I am working on solving the problem stated in this image:

I understand almost everything about this problem. I solved for the magnetic field along the axis of a circular loop, and now I need to integrate from Ө1 to Ө2.

The problem I am encountering is that I am not sure how to put dz in terms of dӨ. Here is how the example does it:

Can someone explain these steps to me? I pretty much understand every step here except for this one:

$$ \frac{d\theta}{\cos^2\theta} = -\frac a{z^2}\,dz $$

Thanks for your help!

Answer 1

Given:

$$ \tan \theta = \frac az$$

Now perform differentiation on both sides against some dummy variable $t$:

\begin{align} \frac{d}{dt}\tan\theta &= \frac{d\theta}{dt} \sec^2\theta \\ \frac{d}{dt}\frac az &= -\frac{dz}{dt} \frac{a}{z^2}. \end{align}

"Eliminate" the $dt$ and use $\sec\theta=\frac1{\cos\theta}$.

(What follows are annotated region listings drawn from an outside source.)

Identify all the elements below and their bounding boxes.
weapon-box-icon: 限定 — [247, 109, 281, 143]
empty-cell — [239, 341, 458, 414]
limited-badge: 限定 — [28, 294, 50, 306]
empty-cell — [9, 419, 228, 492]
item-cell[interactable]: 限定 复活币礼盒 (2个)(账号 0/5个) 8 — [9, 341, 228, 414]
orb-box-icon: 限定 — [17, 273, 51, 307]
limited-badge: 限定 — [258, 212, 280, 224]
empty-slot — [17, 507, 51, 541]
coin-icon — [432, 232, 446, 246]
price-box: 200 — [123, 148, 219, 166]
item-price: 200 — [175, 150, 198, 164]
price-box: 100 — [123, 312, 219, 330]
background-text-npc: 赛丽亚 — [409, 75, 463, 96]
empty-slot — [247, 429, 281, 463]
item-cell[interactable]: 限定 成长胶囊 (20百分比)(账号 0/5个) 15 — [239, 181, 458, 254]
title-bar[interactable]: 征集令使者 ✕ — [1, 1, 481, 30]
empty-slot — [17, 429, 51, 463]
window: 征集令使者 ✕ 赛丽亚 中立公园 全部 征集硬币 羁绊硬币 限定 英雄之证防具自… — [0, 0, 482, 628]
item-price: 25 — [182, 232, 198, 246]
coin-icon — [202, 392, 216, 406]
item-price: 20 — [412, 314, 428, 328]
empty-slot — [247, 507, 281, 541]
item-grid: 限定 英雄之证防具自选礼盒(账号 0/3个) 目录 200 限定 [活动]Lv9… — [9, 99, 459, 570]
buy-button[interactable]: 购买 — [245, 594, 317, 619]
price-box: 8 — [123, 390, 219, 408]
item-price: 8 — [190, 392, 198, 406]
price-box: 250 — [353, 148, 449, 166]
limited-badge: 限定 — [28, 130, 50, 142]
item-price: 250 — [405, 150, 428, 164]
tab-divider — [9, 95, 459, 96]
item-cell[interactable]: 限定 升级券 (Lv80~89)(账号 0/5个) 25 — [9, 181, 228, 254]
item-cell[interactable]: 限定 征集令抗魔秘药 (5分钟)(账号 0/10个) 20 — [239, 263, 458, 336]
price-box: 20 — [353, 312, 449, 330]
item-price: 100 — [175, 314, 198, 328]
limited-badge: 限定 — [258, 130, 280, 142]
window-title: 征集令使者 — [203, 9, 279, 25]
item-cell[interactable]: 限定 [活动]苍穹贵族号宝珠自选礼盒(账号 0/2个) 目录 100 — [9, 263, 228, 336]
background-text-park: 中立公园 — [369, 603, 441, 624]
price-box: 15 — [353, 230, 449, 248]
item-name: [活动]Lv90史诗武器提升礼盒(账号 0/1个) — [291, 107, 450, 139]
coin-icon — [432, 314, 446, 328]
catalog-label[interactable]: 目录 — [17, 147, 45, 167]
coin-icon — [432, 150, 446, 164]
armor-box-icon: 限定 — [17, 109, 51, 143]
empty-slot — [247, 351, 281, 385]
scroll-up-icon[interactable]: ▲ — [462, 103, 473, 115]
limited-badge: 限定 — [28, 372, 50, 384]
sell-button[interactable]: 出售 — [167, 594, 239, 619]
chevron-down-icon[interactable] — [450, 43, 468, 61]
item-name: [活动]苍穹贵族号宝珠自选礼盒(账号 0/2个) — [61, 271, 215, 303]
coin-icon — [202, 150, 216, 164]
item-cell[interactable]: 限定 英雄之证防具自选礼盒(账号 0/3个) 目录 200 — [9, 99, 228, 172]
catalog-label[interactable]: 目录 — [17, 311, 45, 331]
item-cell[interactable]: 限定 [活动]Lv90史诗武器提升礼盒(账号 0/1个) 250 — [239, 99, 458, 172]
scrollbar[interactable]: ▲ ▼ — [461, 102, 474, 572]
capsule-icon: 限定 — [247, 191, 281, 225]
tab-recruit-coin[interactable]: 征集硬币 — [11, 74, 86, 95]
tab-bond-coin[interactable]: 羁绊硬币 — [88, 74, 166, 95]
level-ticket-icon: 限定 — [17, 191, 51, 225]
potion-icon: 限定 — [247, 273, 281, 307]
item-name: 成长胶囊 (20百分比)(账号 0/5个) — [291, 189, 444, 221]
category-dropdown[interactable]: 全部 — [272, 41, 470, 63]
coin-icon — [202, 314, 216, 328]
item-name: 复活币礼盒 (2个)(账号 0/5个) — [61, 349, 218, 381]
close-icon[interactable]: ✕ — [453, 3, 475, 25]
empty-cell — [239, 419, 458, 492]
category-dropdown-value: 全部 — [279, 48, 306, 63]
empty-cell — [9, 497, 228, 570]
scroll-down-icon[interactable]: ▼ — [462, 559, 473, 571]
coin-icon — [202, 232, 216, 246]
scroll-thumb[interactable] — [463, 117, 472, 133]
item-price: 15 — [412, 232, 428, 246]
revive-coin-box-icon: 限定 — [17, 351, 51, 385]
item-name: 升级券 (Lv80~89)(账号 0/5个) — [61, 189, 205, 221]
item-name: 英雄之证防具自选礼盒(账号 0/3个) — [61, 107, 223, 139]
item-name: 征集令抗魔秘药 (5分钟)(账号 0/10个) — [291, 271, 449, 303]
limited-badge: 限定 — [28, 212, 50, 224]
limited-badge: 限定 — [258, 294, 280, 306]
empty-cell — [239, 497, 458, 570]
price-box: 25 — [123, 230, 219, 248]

$$\frac{d\theta}{\cos^2\theta} = -\frac{a}{z^2}dz.$$

Answer 2

$$ \tan\theta = \frac a z \tag 1 $$ Consequently $$ \frac 1 {\cos^2\theta} = \frac d {d\theta} \tan \theta = \underbrace{\frac d {d\theta} \frac a z = \frac{-a}{z^2}\,\frac{dz}{d\theta}}_{\text{chain rule}} $$ $$ \frac{d\theta}{\cos^2\theta} = \frac{-a}{z^2}\,dz $$

Answer 3

Differentiate $$ z \tan \theta = a \tag{1} $$ $$ dz \tan \theta + z \sec ^2\theta\; d\theta = 0 \tag{2}$$ $$ \dfrac{d \theta }{dz}=\dfrac{-\tan\theta \cos^2 \theta}{z}= \dfrac{(-a/z) \cos^2 \theta}{z}=\dfrac{-a \cos^2 \theta}{z^2} \tag{3}.$$ and re-arrange.